UNLABELLED: Direct intramyocardial injection of mesenchymal stem cells (MSCs) improves left ventricular ejection fraction (LVEF) and may increase ventricular arrhythmia in hearts with myocardial infarction (MI). We hypothesized that intravenous MSCs given early after acute MI would engraft in injured myocardium, improve LV function, and result in pro-arrhythmic electrical remodeling. We created an apical infarction in swine by balloon occlusion/reperfusion, administered diI-labeled allogeneic bone marrow derived MSCs intravenously 30 min post-reperfusion and measured LVEF and wall thickness at baseline, 1 month, and 3 months. Epicardial effective refractory periods (ERPs) were determined before sacrifice. At 3 months, treated pigs [n=7] had significantly higher LVEF than controls [n=8] (49+/-2% vs. 44+/-3%, P=0.015) and significantly less wall thickening of non-infarcted myocardium. ERPs were significantly shorter than controls at all pacing cycle lengths (P<or=0.002), suggesting a pro-arrhythmic potential. DiI was found in the lungs, in infarct, and peri-infarct myocardium. CONCLUSION: IV infusion of MSCs soon after acute MI in swine improves LVEF and limits wall thickening in the remote non-infarcted myocardium, consistent with a beneficial effect on post-MI ventricular remodeling. Since there is no need for immune suppression or clinical expertise, IV infusion of MSCs may expand the potential clinical application of stem cell therapy.

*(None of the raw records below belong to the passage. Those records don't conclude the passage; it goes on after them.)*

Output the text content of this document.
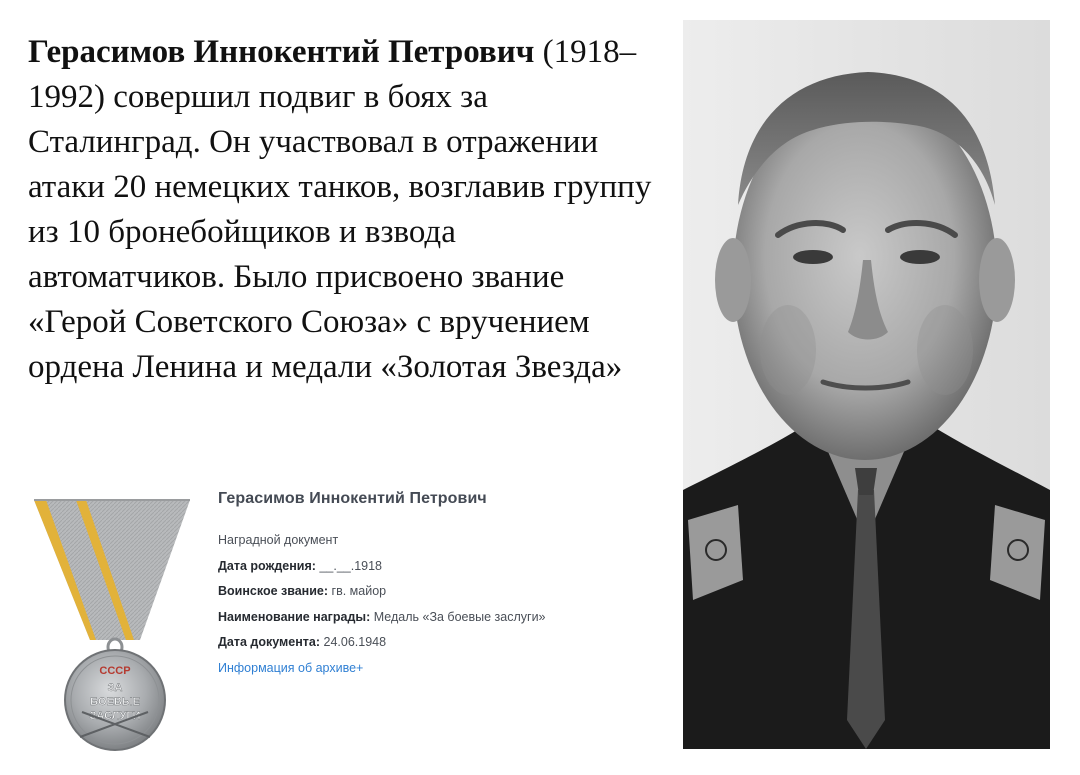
Герасимов Иннокентий Петрович (1918–1992) совершил подвиг в боях за Сталинград. Он участвовал в отражении атаки 20 немецких танков, возглавив группу из 10 бронебойщиков и взвода автоматчиков. Было присвоено звание «Герой Советского Союза» с вручением ордена Ленина и медали «Золотая Звезда»
СССР
ЗА
БОЕВЫЕ
ЗАСЛУГИ
Герасимов Иннокентий Петрович
Наградной документ
Дата рождения: __.__.1918
Воинское звание: гв. майор
Наименование награды: Медаль «За боевые заслуги»
Дата документа: 24.06.1948
Информация об архиве+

未标记:直接心肌内注射间充质干细胞(MSCs)可改善左心室射血分数(LVEF),并可能增加心肌梗死(MI)心脏的室性心律失常。我们假设急性心肌梗死后早期静脉注射MSCs会植入受损心肌,改善左心室功能,并导致促心律失常的电重构。我们通过球囊闭塞/再灌注在猪身上制造了心尖梗死,在再灌注后30分钟静脉注射二碘荧光素(DiI)标记的同种异体骨髓来源的MSCs,并在基线、1个月和3个月时测量LVEF和壁厚。在处死前测定心外膜有效不应期(ERPs)。在3个月时,治疗组猪[n = 7]的LVEF显著高于对照组[n = 8](49±2%对44±3%,P = 0.015),且非梗死心肌的壁厚增厚显著减少。在所有起搏周期长度下,ERPs均显著短于对照组(P≤0.002),提示有促心律失常的可能性。在肺、梗死心肌和梗死周边心肌中发现了DiI。 结论:猪急性心肌梗死后早期静脉输注MSCs可改善LVEF,并限制远隔非梗死心肌的壁厚增厚,这与对心肌梗死后心室重构的有益作用一致。由于无需免疫抑制或临床专业知识,静脉输注MSCs可能会扩大干细胞治疗的潜在临床应用。